Splices returning splices

J. Garrett Morris Garrett.Morris at ed.ac.uk
Mon Mar 23 16:10:36 UTC 2015


On Mon, Mar 23, 2015 at 3:43 PM, Simon Peyton Jones
<simonpj at microsoft.com> wrote:
> A quasiquoter is really a splice. That is [foo| blah |] is the same as
> $(foo "blah").  So it might be easier to discuss your question in the
> context of ordinary splices and quotes.  You want foo to return code
> with a splice, thus:
>
> foo input_string = [| ...$(other_fun args).... |]
>
> But foo is in the Q monad anyway, so why not just run (other_fun args)
> right there in the quasiquoter?
>
> Or perhaps make a tiny example to show what you mean (but not using
> quasiquotation).

This may not make any sense, but consider something like this:

  $$(p "a: 1, b: $$(p \"x: 2, y: 3\"), c: 3")
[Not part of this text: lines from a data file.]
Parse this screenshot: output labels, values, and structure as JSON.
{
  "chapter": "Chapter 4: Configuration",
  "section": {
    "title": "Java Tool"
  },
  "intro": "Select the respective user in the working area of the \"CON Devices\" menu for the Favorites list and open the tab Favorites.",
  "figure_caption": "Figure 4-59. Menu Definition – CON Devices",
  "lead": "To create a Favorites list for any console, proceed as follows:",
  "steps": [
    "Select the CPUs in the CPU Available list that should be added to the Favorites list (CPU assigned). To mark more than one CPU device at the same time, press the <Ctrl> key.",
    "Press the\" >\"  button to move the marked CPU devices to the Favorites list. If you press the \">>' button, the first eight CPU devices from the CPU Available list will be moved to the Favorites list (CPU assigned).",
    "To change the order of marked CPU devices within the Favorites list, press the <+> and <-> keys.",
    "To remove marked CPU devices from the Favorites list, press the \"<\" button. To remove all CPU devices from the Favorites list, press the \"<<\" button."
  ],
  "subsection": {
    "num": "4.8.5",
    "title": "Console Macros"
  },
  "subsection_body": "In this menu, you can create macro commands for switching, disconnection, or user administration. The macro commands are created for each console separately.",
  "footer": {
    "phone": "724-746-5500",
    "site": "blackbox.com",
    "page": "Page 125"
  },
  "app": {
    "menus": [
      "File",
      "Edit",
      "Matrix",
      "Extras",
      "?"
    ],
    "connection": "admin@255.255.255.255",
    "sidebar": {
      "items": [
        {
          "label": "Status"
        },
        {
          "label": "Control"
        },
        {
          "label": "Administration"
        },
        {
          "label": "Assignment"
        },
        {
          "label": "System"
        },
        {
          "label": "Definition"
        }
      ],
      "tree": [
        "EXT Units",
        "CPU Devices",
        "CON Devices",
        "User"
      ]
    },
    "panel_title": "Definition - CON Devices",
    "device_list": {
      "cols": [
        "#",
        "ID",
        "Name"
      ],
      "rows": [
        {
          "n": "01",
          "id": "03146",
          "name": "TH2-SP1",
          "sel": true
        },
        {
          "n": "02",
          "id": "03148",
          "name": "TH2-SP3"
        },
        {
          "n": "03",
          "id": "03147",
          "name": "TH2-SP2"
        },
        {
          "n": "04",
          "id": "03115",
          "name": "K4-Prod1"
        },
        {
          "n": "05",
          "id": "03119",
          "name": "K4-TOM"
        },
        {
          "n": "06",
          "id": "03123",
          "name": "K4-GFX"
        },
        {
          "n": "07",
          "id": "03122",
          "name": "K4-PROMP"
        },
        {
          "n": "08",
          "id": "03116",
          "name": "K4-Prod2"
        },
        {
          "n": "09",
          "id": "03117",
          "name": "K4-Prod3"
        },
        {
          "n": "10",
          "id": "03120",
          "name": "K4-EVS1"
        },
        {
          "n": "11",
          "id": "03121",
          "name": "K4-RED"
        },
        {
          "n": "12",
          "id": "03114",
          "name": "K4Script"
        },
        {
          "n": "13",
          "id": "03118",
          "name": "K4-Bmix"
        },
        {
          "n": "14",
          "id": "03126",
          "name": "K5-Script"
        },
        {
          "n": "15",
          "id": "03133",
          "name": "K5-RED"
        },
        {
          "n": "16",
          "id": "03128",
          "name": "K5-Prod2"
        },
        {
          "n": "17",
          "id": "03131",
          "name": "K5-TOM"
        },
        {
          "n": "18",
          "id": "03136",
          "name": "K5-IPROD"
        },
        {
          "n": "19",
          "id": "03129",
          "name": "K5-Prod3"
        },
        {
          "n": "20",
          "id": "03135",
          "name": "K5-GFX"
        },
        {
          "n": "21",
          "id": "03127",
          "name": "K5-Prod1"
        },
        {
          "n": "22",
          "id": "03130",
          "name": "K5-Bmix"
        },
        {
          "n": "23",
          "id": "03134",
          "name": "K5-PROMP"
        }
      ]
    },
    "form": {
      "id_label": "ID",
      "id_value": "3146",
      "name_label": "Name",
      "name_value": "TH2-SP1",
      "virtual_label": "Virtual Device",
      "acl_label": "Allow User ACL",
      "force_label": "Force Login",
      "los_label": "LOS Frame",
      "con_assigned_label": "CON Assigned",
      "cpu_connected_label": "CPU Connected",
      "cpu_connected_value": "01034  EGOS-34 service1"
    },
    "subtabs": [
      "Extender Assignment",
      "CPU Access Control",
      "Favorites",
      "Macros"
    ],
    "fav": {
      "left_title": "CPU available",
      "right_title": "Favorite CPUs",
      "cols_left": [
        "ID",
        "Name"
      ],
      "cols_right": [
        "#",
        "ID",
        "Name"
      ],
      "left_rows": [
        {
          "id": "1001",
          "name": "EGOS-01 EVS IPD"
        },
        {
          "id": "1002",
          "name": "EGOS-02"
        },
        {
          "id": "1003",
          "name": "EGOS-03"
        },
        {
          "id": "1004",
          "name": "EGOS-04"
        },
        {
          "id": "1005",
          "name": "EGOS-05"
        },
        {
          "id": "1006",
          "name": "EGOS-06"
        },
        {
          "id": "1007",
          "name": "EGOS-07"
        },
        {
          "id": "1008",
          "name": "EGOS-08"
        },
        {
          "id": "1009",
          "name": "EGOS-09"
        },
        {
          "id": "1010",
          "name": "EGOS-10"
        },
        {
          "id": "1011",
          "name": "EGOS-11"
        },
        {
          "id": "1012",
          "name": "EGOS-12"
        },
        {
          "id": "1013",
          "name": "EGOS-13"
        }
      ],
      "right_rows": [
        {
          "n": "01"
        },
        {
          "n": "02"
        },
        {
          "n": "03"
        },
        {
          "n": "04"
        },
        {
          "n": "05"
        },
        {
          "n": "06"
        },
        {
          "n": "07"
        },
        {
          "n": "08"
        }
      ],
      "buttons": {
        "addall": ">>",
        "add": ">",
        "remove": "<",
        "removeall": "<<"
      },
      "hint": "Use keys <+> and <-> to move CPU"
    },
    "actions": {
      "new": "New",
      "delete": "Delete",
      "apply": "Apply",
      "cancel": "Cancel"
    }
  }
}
Now, my understanding is that 'p' has a type like 'String -> Q (TExp
a)', where 'a' is instantiated with the expected type of the resulting
expression.  But I don't see how to synthesize the expected type for the
nested (antiquoted) call to 'p' without implementing my own version of
Haskell type inference.  I'd like to be able to return a term that
includes the antiquoted expression, and then rely on the type checker to
properly make the second call to 'p'.

 /g

-- 
The University of Edinburgh is a charitable body, registered in
Scotland, with registration number SC005336.